Once lodged, the complaint will be assessed to determine:
- the issues in dispute and options which will help to resolve the complaint, generally within 30 days
- if a breach of the law has occurred
- if the matter would be better handled by another organisation or by a Fair Trading Motor Vehicle Inspector.
How does Fair Trading facilitate the dispute resolution process?
If the matter is referred to a Motor Vehicle Inspector, the Inspector will contact you and the business involved in the dispute to seek a mutual resolution to your complaint. If required, the Inspector may arrange a meeting with all involved parties at the dealership or repairer’s workshop to view the vehicle to assist in resolving the dispute. Fair Trading inspectors are qualified tradespeople, who provide impartial assistance, meaning they do not represent either party. Trade qualified inspector’s in some instances are able to issue rectification orders to assist in the resolution of your dispute if repair work on a vehicle is incomplete or defective, or if a dealer guarantee has not been met. If a meeting is arranged to view the vehicle, both parties will be provided with a copy of the Complaint Inspection Advice.
What is the role of the Fair Trading officer?
Fair Trading officers are skilled in the area of dispute resolution and will:
- provide impartial advice to the parties with a dispute
- allow all parties to put forward their points
- explain the relevant matters in the dispute
- confirm that all relevant matters have been discussed
- put forward suggestions as to the best way to resolve the dispute.

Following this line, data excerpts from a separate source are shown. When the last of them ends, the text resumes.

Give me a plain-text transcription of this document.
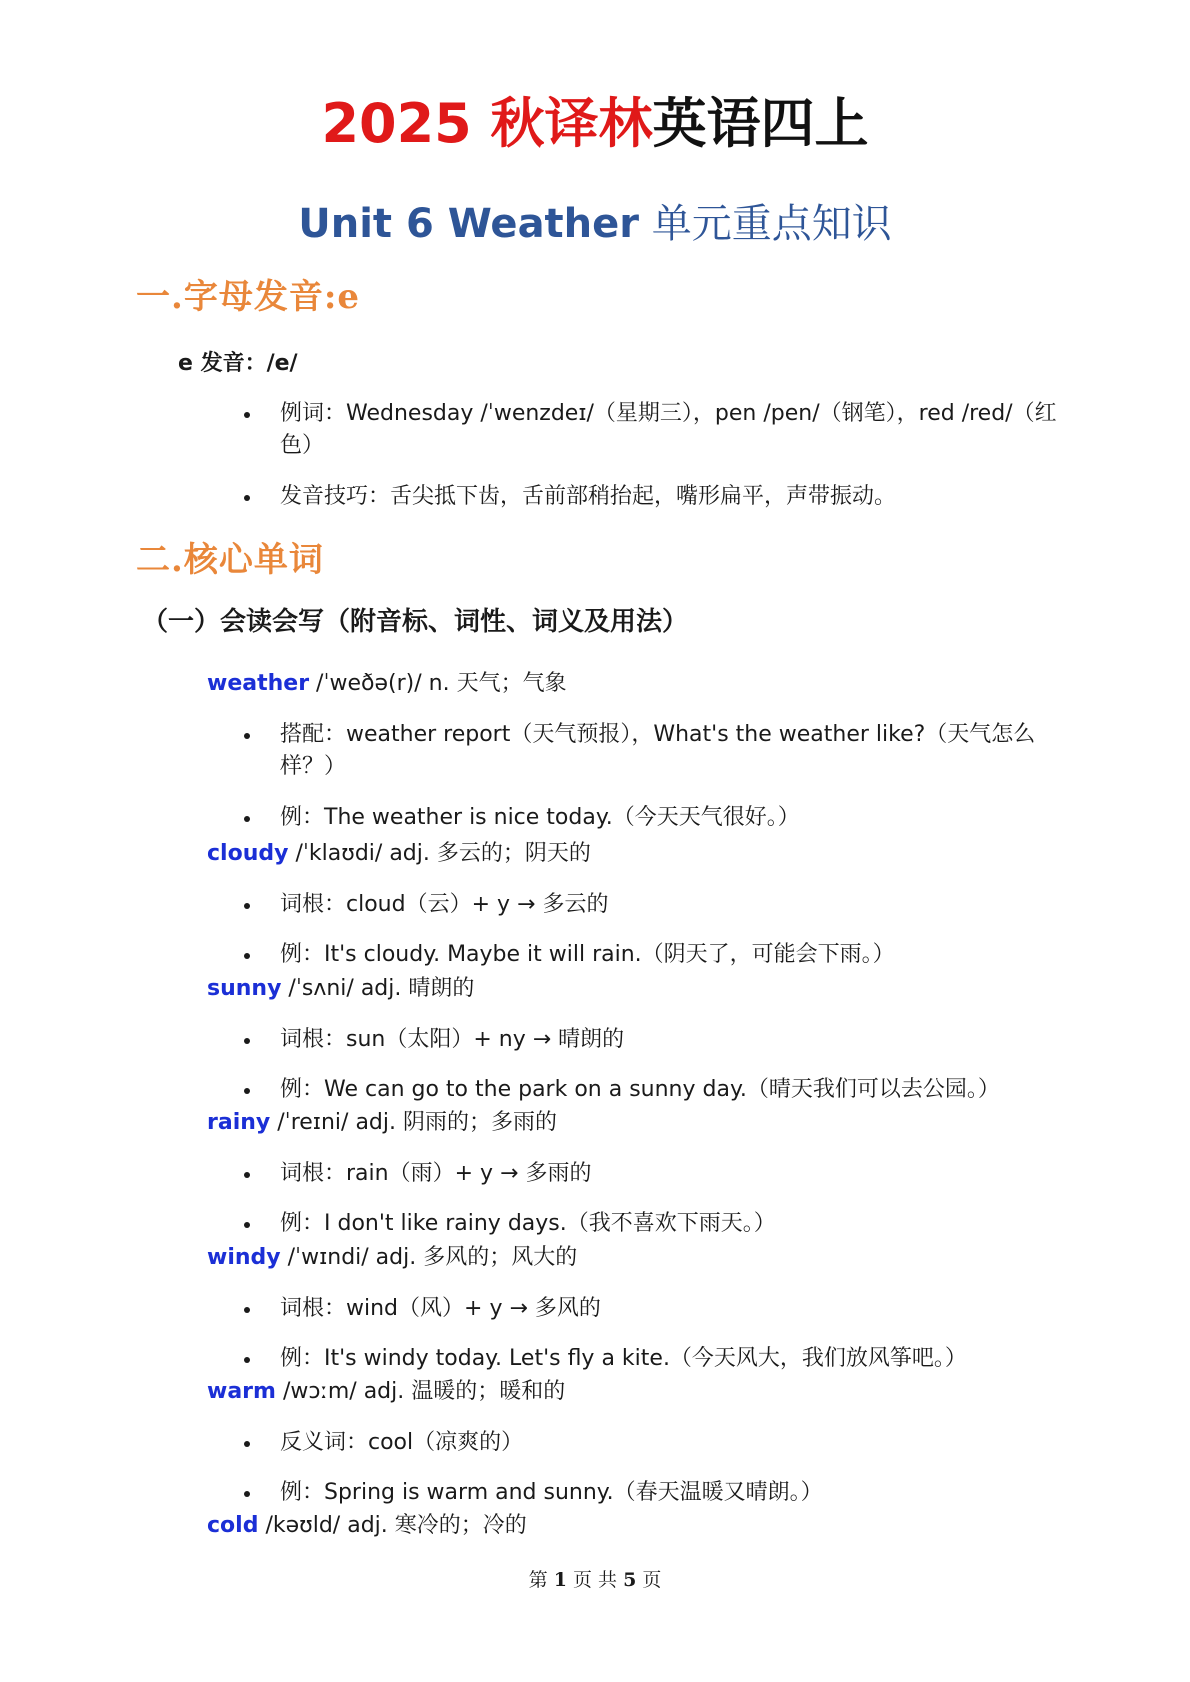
2025 秋译林英语四上
Unit 6 Weather 单元重点知识
一.字母发音:e
e 发音：/e/
例词：Wednesday /ˈwenzdeɪ/（星期三），pen /pen/（钢笔），red /red/（红色）
发音技巧：舌尖抵下齿，舌前部稍抬起，嘴形扁平，声带振动。
二.核心单词
（一）会读会写（附音标、词性、词义及用法）
weather /ˈweðə(r)/ n. 天气；气象
搭配：weather report（天气预报），What's the weather like?（天气怎么样？）
例：The weather is nice today.（今天天气很好。）
cloudy /ˈklaʊdi/ adj. 多云的；阴天的
词根：cloud（云）+ y → 多云的
例：It's cloudy. Maybe it will rain.（阴天了，可能会下雨。）
sunny /ˈsʌni/ adj. 晴朗的
词根：sun（太阳）+ ny → 晴朗的
例：We can go to the park on a sunny day.（晴天我们可以去公园。）
rainy /ˈreɪni/ adj. 阴雨的；多雨的
词根：rain（雨）+ y → 多雨的
例：I don't like rainy days.（我不喜欢下雨天。）
windy /ˈwɪndi/ adj. 多风的；风大的
词根：wind（风）+ y → 多风的
例：It's windy today. Let's fly a kite.（今天风大，我们放风筝吧。）
warm /wɔːm/ adj. 温暖的；暖和的
反义词：cool（凉爽的）
例：Spring is warm and sunny.（春天温暖又晴朗。）
cold /kəʊld/ adj. 寒冷的；冷的
第 1 页 共 5 页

The Fair Trading officer will not:
- take sides or represent either the vehicle owner or licensed motor dealer or repairer
- continue with the dispute resolution process if the parties do not show a willingness to reach an agreeable settlement
- offer any legal advice.
The Fair Trading officer cannot:
- order any party in the dispute
- to pay any money
- to return a vehicle to any person
- dismantle any components or diagnose any problem with a vehicle beyond what the officer is able to see or hear
- force either party to continue with the dispute resolution process.

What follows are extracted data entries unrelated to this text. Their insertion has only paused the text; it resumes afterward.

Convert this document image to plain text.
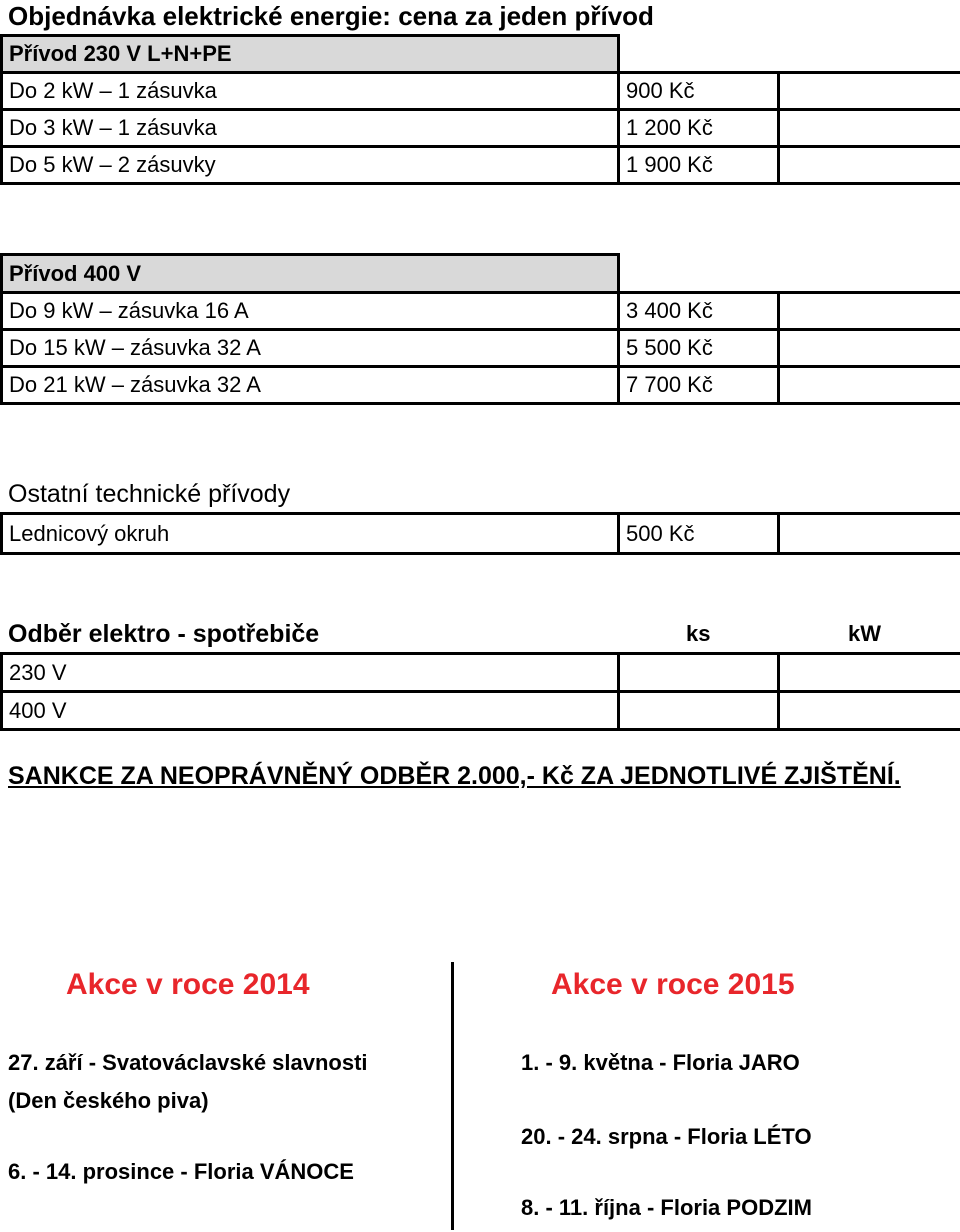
Objednávka elektrické energie: cena za jeden přívod
Přívod 230 V L+N+PE		
Do 2 kW – 1 zásuvka	900 Kč	
Do 3 kW – 1 zásuvka	1 200 Kč	
Do 5 kW – 2 zásuvky	1 900 Kč	
Přívod 400 V		
Do 9 kW – zásuvka 16 A	3 400 Kč	
Do 15 kW – zásuvka 32 A	5 500 Kč	
Do 21 kW – zásuvka 32 A	7 700 Kč	
Ostatní technické přívody
Lednicový okruh	500 Kč	
Odběr elektro - spotřebiče	ks	kW
230 V		
400 V		
SANKCE ZA NEOPRÁVNĚNÝ ODBĚR 2.000,- Kč ZA JEDNOTLIVÉ ZJIŠTĚNÍ.
Akce v roce 2014	Akce v roce 2015
27. září - Svatováclavské slavnosti
(Den českého piva)
6. - 14. prosince - Floria VÁNOCE
1. - 9. května - Floria JARO
20. - 24. srpna - Floria LÉTO
8. - 11. října - Floria PODZIM
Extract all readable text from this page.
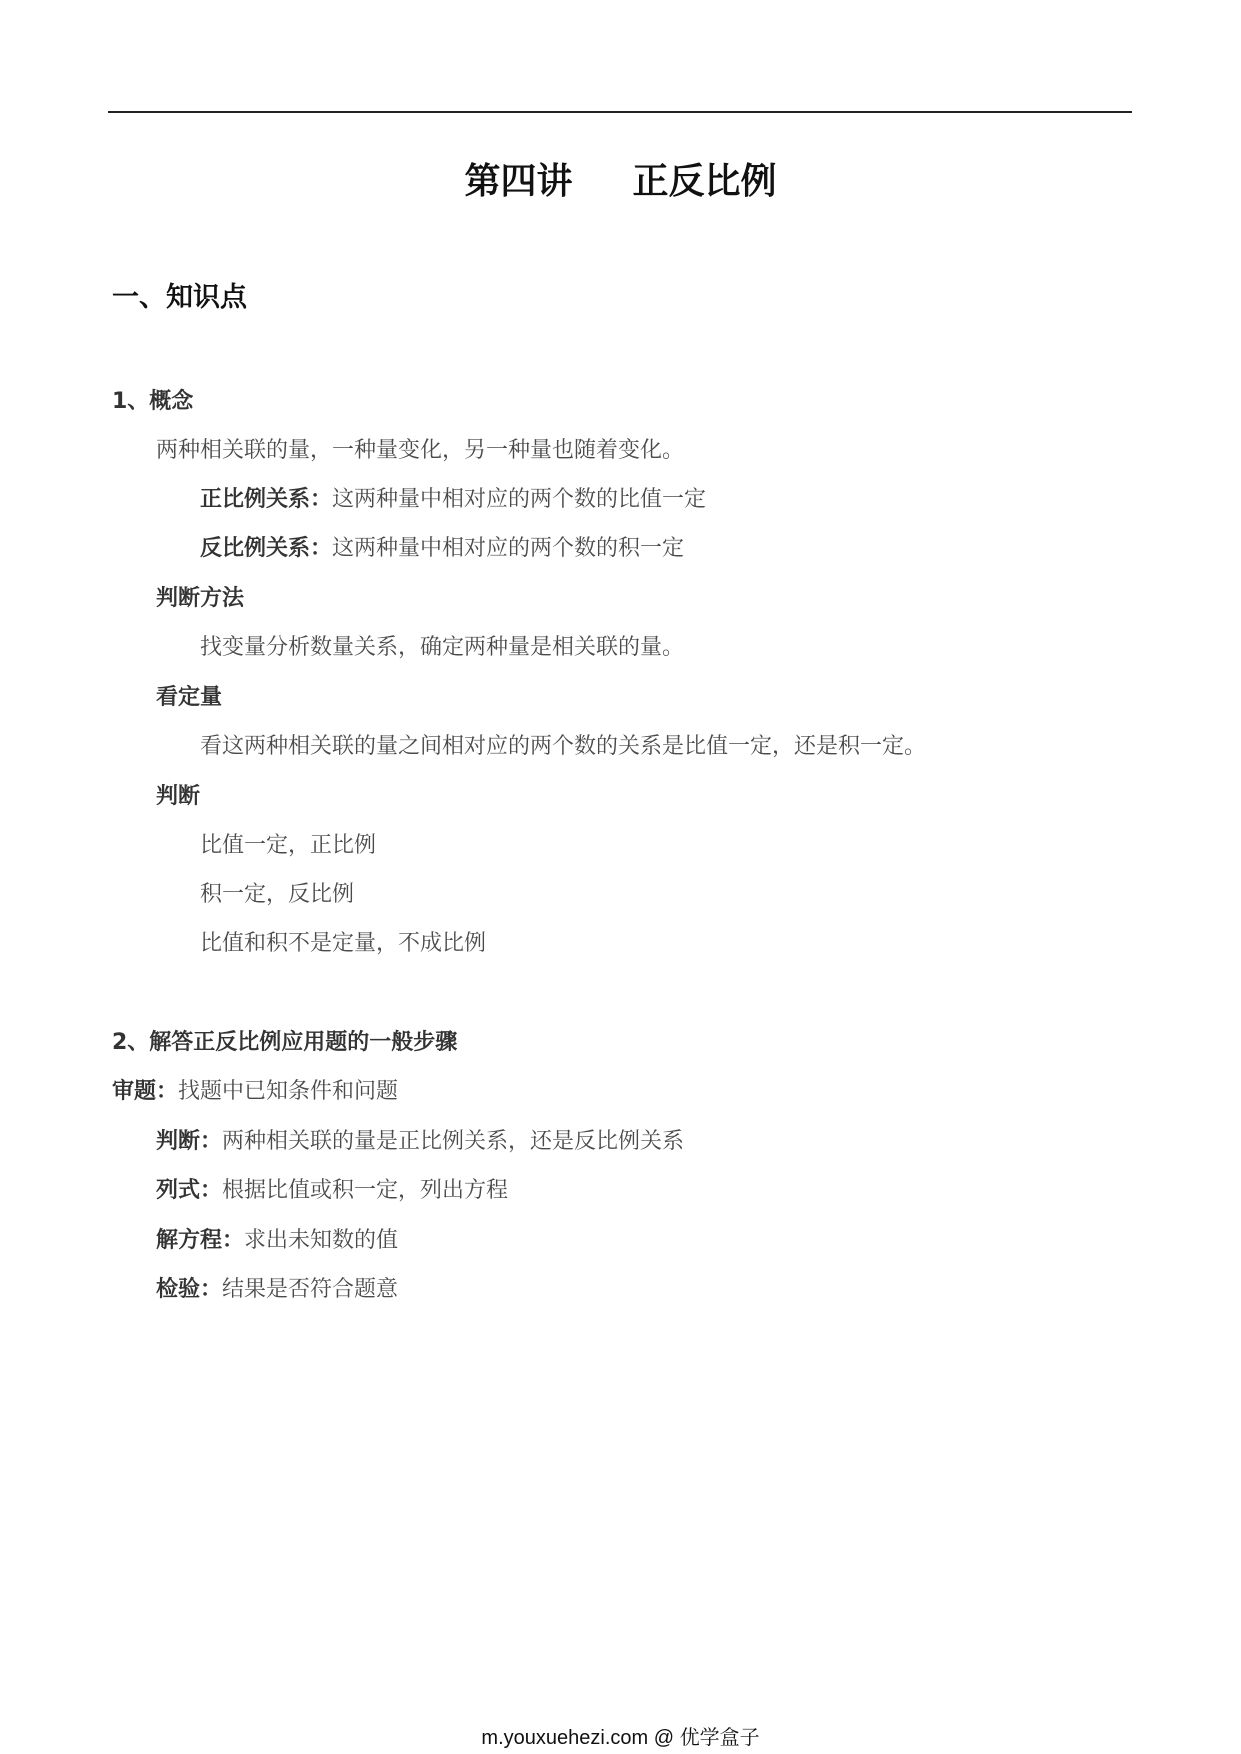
第四讲 正反比例
一、知识点
1、概念
两种相关联的量，一种量变化，另一种量也随着变化。
正比例关系：这两种量中相对应的两个数的比值一定
反比例关系：这两种量中相对应的两个数的积一定
判断方法
找变量分析数量关系，确定两种量是相关联的量。
看定量
看这两种相关联的量之间相对应的两个数的关系是比值一定，还是积一定。
判断
比值一定，正比例
积一定，反比例
比值和积不是定量，不成比例
2、解答正反比例应用题的一般步骤
审题：找题中已知条件和问题
判断：两种相关联的量是正比例关系，还是反比例关系
列式：根据比值或积一定，列出方程
解方程：求出未知数的值
检验：结果是否符合题意
m.youxuehezi.com @ 优学盒子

The dispute resolution process is voluntary and depends on the cooperation of both parties to succeed.
What happens if there is no resolution?
If the dispute is not resolved, either party may lodge a claim with the NSW Civil and Administrative Tribunal.
The Tribunal can make orders which are binding. The maximum claim that can be made through the Tribunal is $40,000, except where the claim relates to a new motor vehicle used for private purposes.